Altroché Dylan. Mica basta emularlo, seppur apertamente, per esserne l’erede italiano. Mica basta intonare tutto il repertorio dal vivo, cambiando, spesso in peggio, le melodie, per essere Dylan. Ok, mettiamoci il cuore in pace. Poi arriva la notizia, e con la notizia le dichiarazioni, con De Gregori che lascia da parte le pose da dandy e parla serio del suo riferimento più stringente, Dylan, appunto. “Confessai in tempi non sospetti che Buonanotte fiorellino fu ispirata da Winterlude. E qui ribadisco con fierezza non la mia sudditanza, ma la mia provenienza da Dylan”. Registrato tra una pausa e l’altra del VivaVoce tour, la cosa più simile al Neverending tour dylaniano con cui De Gregori si è trovato a fare i conti, l’album ci presenterà dodici brani, tradotti con cura e cercando di essere il più dylaniani possibile, ci dice sempre su Repubblica.

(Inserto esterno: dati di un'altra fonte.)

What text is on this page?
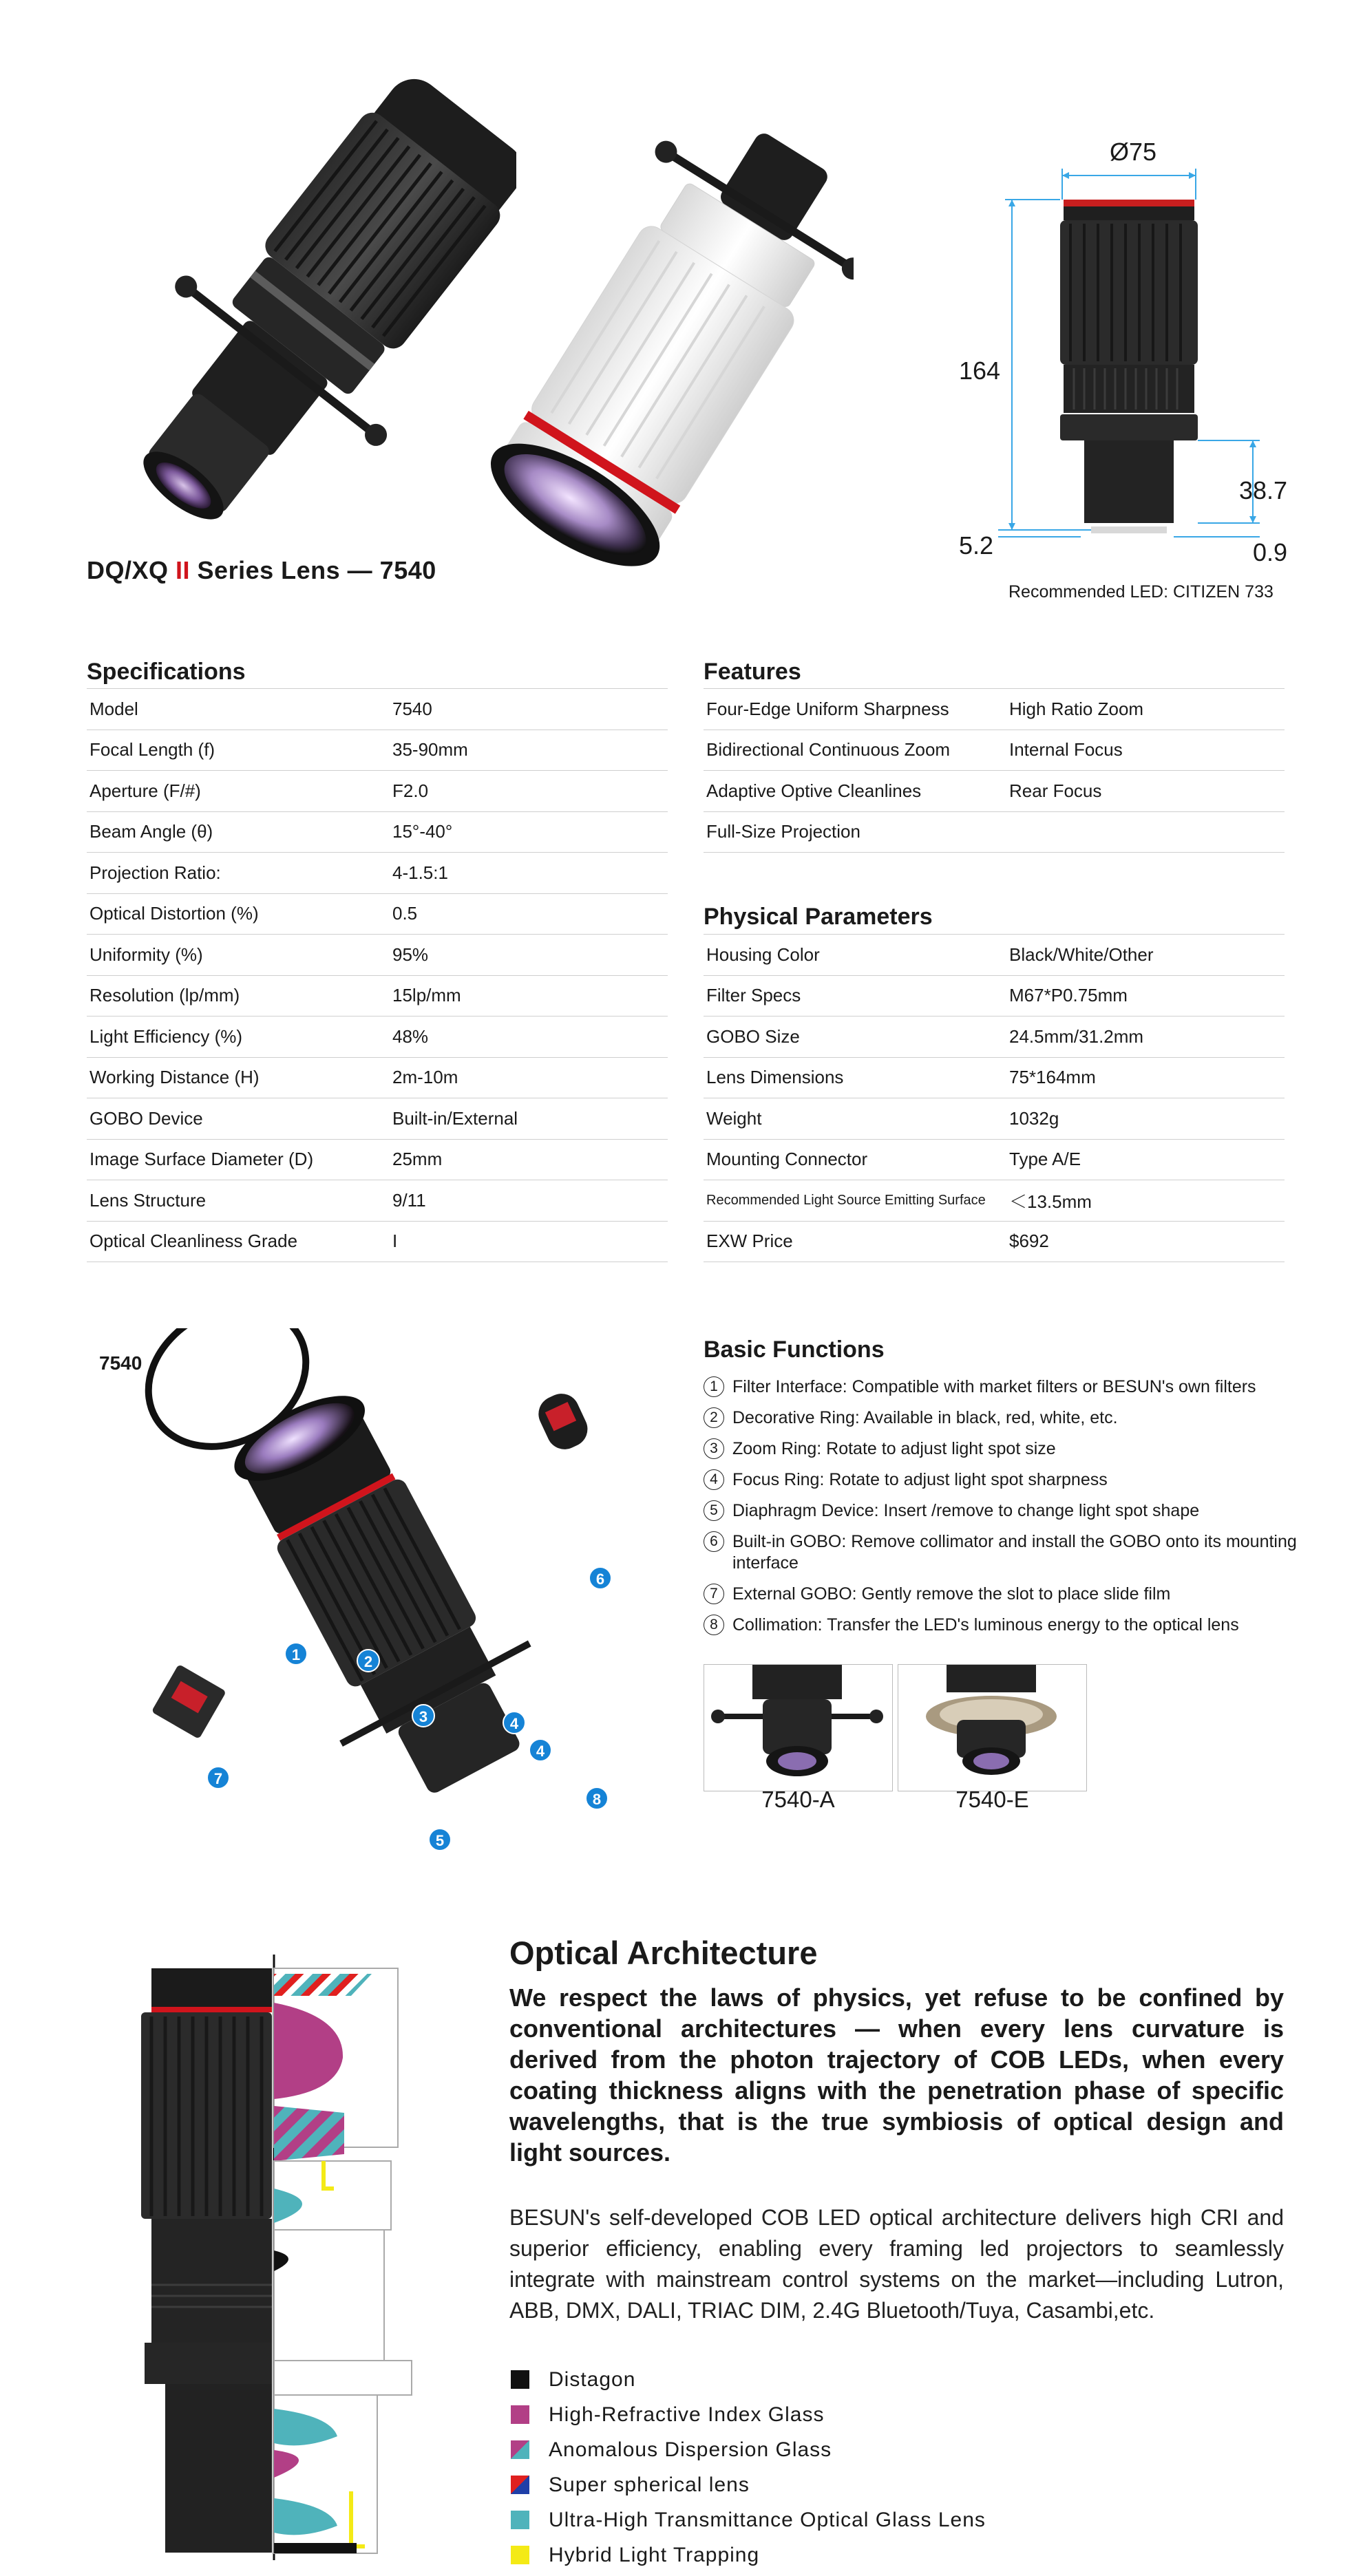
DQ/XQ II Series Lens — 7540
Ø75
164
38.7
5.2	0.9
Recommended LED: CITIZEN 733
Specifications
Model	7540
Focal Length (f)	35-90mm
Aperture (F/#)	F2.0
Beam Angle (θ)	15°-40°
Projection Ratio:	4-1.5:1
Optical Distortion (%)	0.5
Uniformity (%)	95%
Resolution (lp/mm)	15lp/mm
Light Efficiency (%)	48%
Working Distance (H)	2m-10m
GOBO Device	Built-in/External
Image Surface Diameter (D)	25mm
Lens Structure	9/11
Optical Cleanliness Grade	I
Features
Four-Edge Uniform Sharpness	High Ratio Zoom
Bidirectional Continuous Zoom	Internal Focus
Adaptive Optive Cleanlines	Rear Focus
Full-Size Projection
Physical Parameters
Housing Color	Black/White/Other
Filter Specs	M67*P0.75mm
GOBO Size	24.5mm/31.2mm
Lens Dimensions	75*164mm
Weight	1032g
Mounting Connector	Type A/E
Recommended Light Source Emitting Surface	＜13.5mm
EXW Price	$692
7540
1	2
3	4
4
5
6
7
8
Basic Functions
1 Filter Interface: Compatible with market filters or BESUN's own filters
2 Decorative Ring: Available in black, red, white, etc.
3 Zoom Ring: Rotate to adjust light spot size
4 Focus Ring: Rotate to adjust light spot sharpness
5 Diaphragm Device: Insert /remove to change light spot shape
6 Built-in GOBO: Remove collimator and install the GOBO onto its mounting interface
7 External GOBO: Gently remove the slot to place slide film
8 Collimation: Transfer the LED's luminous energy to the optical lens
7540-A	7540-E
Optical Architecture
We respect the laws of physics, yet refuse to be confined by conventional architectures — when every lens curvature is derived from the photon trajectory of COB LEDs, when every coating thickness aligns with the penetration phase of specific wavelengths, that is the true symbiosis of optical design and light sources.
BESUN's self-developed COB LED optical architecture delivers high CRI and superior efficiency, enabling every framing led projectors to seamlessly integrate with mainstream control systems on the market—including Lutron, ABB, DMX, DALI, TRIAC DIM, 2.4G Bluetooth/Tuya, Casambi,etc.
Distagon
High-Refractive Index Glass
Anomalous Dispersion Glass
Super spherical lens
Ultra-High Transmittance Optical Glass Lens
Hybrid Light Trapping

“Non ho mai affrontato Dylan filologicamente, mai letto i mille volumi scritti su di lui. Adoro il suo modo di suonare, che ha spezzato certe ortodossie ritmiche e melodiche, come gli impressionisti in pittura demolirono la prospettiva”. Dodici brani, non tra i più famosi, come a chiudere un cerchio, a fare i conti col suo essere un cantautore passato sotto processo dai contestatori al Palalido negli anni 70 e poi diventato quasi un monumento. “All’inizio era proprio così: noi cantautori eravamo investiti di una autorevolezza quasi sacra, e qualche volta ce ne siamo compiaciuti. Gli artisti hanno sempre un ruolo di formazione nei confronti del pubblico, offrono un punto di vista, che sia Buonanotte fiorellino o Per i morti di Reggio Emilia”.

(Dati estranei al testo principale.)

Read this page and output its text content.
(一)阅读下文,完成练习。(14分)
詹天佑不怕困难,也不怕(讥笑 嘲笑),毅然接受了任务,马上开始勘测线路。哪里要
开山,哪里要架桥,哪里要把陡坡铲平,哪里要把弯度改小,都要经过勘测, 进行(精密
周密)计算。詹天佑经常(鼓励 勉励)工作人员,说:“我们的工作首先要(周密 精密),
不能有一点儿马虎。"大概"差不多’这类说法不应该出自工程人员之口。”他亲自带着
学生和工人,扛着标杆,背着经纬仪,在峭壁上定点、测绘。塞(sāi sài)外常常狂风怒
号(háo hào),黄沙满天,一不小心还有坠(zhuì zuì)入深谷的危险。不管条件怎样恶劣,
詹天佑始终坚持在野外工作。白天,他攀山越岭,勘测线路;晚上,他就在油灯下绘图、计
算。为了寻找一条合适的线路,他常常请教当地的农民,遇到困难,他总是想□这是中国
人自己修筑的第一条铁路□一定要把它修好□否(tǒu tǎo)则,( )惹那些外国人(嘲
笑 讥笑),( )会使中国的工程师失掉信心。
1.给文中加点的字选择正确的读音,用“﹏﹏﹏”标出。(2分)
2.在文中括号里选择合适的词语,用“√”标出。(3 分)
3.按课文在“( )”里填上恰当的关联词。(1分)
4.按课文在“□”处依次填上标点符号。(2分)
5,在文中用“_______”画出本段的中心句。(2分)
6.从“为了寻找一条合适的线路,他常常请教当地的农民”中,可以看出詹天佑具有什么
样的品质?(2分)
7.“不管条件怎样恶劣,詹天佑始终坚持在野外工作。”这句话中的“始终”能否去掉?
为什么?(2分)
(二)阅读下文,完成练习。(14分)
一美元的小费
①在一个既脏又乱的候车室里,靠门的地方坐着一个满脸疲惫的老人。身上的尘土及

Oggi la curiosità per questo album è tanta. Come è tanto lo sconcerto di pensarlo a suonare con Fedez le canzoni di Rimmel o il pensarlo ospite in uno dei tanti talent da cui, negli ultimi tempi, lo si è visto spesso e malvolentieri. La speranza è che De Gregori, di fronte a Dylan, sia tornato a scrivere come un tempo. Che, almeno per una volta, il suo essere inconsapevolmente riferimento politico di più generazioni venga interpretato con coerenza. Che un po’ di profondità buchi la patina di superficie dietro la quale sembra ultimamente si voglia nascondere. Male che va continueremo ad ascoltarci i classici, senza Fedez e la Ayane, e le canzoni di Dylan originali.